ADSI Group Membership Dfferent than Get-ADGroupMembership

Welcome Forums General PowerShell Q&A ADSI Group Membership Dfferent than Get-ADGroupMembership

This topic contains 3 replies, has 2 voices, and was last updated by

 
Keymaster
9 months ago.

  • Author
    Posts
  • #94104

    Participant
    Points: 18
    Rank: Member

    For some reason, ADSI is returning different membership results than Get-ADGroupMembership for "Domain Admins." Any idea why? It is a standard (enabled) admin account that is in the Get-ADGroupMembership results, but not in ADSI results.
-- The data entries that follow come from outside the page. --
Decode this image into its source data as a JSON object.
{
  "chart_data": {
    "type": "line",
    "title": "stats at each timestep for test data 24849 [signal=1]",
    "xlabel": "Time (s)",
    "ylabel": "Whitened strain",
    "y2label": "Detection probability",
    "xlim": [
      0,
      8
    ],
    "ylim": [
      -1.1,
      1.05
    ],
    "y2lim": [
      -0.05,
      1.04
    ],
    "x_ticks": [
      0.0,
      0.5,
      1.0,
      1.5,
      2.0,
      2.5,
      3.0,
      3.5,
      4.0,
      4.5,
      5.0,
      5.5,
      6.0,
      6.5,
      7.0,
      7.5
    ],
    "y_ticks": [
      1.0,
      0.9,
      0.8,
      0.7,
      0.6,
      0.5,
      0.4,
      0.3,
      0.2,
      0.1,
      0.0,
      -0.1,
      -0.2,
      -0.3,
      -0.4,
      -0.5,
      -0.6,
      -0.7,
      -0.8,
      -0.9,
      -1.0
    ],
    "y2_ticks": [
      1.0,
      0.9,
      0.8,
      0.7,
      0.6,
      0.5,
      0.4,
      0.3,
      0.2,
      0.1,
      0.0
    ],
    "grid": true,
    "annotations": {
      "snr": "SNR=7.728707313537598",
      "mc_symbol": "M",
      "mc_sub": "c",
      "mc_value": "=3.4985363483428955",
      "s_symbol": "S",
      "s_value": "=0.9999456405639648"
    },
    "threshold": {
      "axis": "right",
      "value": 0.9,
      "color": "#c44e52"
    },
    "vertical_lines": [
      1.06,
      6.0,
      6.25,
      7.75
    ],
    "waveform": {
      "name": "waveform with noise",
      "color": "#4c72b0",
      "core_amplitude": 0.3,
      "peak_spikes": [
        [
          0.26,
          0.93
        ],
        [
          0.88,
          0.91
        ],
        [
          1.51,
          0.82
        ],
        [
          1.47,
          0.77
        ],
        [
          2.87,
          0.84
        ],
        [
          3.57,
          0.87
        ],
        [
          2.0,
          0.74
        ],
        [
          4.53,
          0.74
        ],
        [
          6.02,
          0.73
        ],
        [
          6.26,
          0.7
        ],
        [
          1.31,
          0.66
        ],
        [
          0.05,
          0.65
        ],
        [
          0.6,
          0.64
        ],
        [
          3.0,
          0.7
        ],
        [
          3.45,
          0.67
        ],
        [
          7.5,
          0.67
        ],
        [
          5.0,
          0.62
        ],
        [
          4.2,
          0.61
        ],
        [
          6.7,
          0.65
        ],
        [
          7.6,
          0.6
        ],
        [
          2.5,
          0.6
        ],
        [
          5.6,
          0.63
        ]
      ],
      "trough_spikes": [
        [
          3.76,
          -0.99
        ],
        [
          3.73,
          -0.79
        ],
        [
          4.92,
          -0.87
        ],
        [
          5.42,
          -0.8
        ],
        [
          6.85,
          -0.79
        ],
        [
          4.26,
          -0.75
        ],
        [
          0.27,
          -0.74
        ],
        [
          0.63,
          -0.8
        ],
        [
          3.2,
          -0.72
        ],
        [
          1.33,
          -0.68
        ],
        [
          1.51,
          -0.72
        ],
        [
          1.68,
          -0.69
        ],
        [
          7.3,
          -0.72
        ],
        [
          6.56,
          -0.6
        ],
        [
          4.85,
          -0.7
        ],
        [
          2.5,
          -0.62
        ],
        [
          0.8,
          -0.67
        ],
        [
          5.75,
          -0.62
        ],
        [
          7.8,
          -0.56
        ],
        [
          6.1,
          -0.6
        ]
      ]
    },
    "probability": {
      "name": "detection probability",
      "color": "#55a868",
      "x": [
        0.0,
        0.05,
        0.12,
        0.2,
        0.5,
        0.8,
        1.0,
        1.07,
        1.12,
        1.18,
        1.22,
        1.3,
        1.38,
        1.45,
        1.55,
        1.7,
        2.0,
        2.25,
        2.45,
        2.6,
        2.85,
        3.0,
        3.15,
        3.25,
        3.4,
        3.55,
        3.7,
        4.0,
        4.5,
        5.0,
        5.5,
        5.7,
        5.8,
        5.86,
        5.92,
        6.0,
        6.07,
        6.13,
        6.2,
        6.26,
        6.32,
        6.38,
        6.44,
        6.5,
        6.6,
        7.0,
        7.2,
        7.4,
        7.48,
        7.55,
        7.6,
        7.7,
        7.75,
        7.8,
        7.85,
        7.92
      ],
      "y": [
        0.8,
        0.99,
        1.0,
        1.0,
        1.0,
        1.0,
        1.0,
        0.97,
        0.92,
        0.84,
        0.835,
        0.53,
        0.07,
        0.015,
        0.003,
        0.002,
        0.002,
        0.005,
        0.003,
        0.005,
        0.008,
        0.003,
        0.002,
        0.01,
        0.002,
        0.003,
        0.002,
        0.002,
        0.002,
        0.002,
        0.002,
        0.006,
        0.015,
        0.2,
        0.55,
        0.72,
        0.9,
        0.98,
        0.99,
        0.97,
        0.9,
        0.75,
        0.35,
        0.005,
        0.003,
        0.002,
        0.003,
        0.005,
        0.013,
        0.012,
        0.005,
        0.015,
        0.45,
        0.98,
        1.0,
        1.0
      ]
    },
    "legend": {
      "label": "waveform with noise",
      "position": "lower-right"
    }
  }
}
    ([adsi]'LDAP://CN=Domain Admins,OU=Admin and Service Accounts,DC=domain,DC=com' | select -ExpandProperty member).count
    6
    
    (get-adgroupmember 'domain admins' | select distinguishedname).count
    7
    

    I just want to make sure I am getting accurate results when expanding group members. Thanks!!!

  • #94110

    Keymaster
    Points: 1,644
    Helping HandTeam Member
    Rank: Community Hero

    The LDAP provider is lower-level and has a couple of known quirks about, like that. The commands "fix" some of those internally.

    • #94113

      Participant
      Points: 18
      Rank: Member

      That's too bad – The performance is a LOT better than ones that come with the ActiveDirectory module and don't require any AD features to be installed. Do you suggest I just use Get-ADGroupMembership or is there a better way that I am not aware of?

  • #94114

    Keymaster
    Points: 1,644
    Helping HandTeam Member
    Rank: Community Hero

    Yup, LDAP is tons faster. It's what the old Quest cmdlets used, for that reason. And it's pretty much the only alternative to the .NET classes. Use LDAP, if you want – just get used to its quirks and be able to adjust.

The topic ‘ADSI Group Membership Dfferent than Get-ADGroupMembership’ is closed to new replies.